Saturday 12 September 2009

Book Review: Edgar Istel - The Art Of Writing Opera Librettos: Practical Suggestions (1922)

Not that I have been researching weeks and weeks, but until today (since 1922) there is no other book on exactly this topic - opera librettos. Moreover the German original is not available, not even antiquarian, from which this Dr. Thomas Baker has translated it. Odd. Without wanting to rain on Amazon's parade (hardback / paperback), the full text is available online and free over here.

In one word: the book is very, very good. Back in 1922, the intellectual's and artist's world was entirely all right in Germany, it has never been that way since. Istel's book is therefore moist with a spirit of brilliance, precision, self confidence - this man plays in a league which nowadays resides somewhere else, and also in other genres. Istel regards himself (and rightfully so) as member of a network of composers and other intellectuals/artists which show the world the ropes, at least in classical music. Gluck, Mozart, Wagner, this all is still almost presence, and Istel and his friends and colleagues know the problems involved in writing operas of such a weight first hand.

This can be seen, for instance, from the fact that Istel is at no point reluctant to tell what is working and what is not.
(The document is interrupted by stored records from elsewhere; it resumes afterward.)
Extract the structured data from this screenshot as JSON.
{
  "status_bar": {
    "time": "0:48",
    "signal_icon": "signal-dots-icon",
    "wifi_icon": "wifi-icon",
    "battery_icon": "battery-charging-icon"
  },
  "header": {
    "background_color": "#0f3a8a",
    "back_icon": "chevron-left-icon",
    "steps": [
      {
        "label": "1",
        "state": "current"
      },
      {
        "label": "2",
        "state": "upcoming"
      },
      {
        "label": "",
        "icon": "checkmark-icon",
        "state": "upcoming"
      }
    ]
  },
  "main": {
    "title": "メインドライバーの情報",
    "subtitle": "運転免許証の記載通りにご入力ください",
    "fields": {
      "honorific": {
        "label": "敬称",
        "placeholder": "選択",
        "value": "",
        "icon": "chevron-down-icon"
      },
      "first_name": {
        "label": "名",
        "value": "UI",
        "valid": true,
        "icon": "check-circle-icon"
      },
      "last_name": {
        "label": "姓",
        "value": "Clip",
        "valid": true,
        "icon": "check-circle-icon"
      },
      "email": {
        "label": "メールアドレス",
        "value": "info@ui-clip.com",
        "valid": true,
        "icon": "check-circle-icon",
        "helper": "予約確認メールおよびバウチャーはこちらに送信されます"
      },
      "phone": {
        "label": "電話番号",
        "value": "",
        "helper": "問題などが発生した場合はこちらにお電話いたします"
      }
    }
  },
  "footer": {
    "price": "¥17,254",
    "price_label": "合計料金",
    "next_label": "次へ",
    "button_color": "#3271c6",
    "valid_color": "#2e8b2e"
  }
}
Not a trace of weakspirited or relativistic-postmodern "do it this way, or do it that way, but in the end everybody has to find his own way". At the same time, of course, not schoolmasterly, there is always the awareness that it could nevertheless be done in a completely different way. Thus one is not too much disturbed by his exaggerated adulation of the grand masters.

I give just an example for his clear advice: more that four or at maximum five leading parts are too much for the listener, and the support parts may not be psychologically complex. Support parts are types, the act always the same, never surprising, and they do not develop. Period. Or an example for a rule how to avoid dramatically dysfunctional libretti: the plot must be intelligible without comprehending the lyrics, just visually. This means to write not only with the ears, but also with the eyes. This is helpful.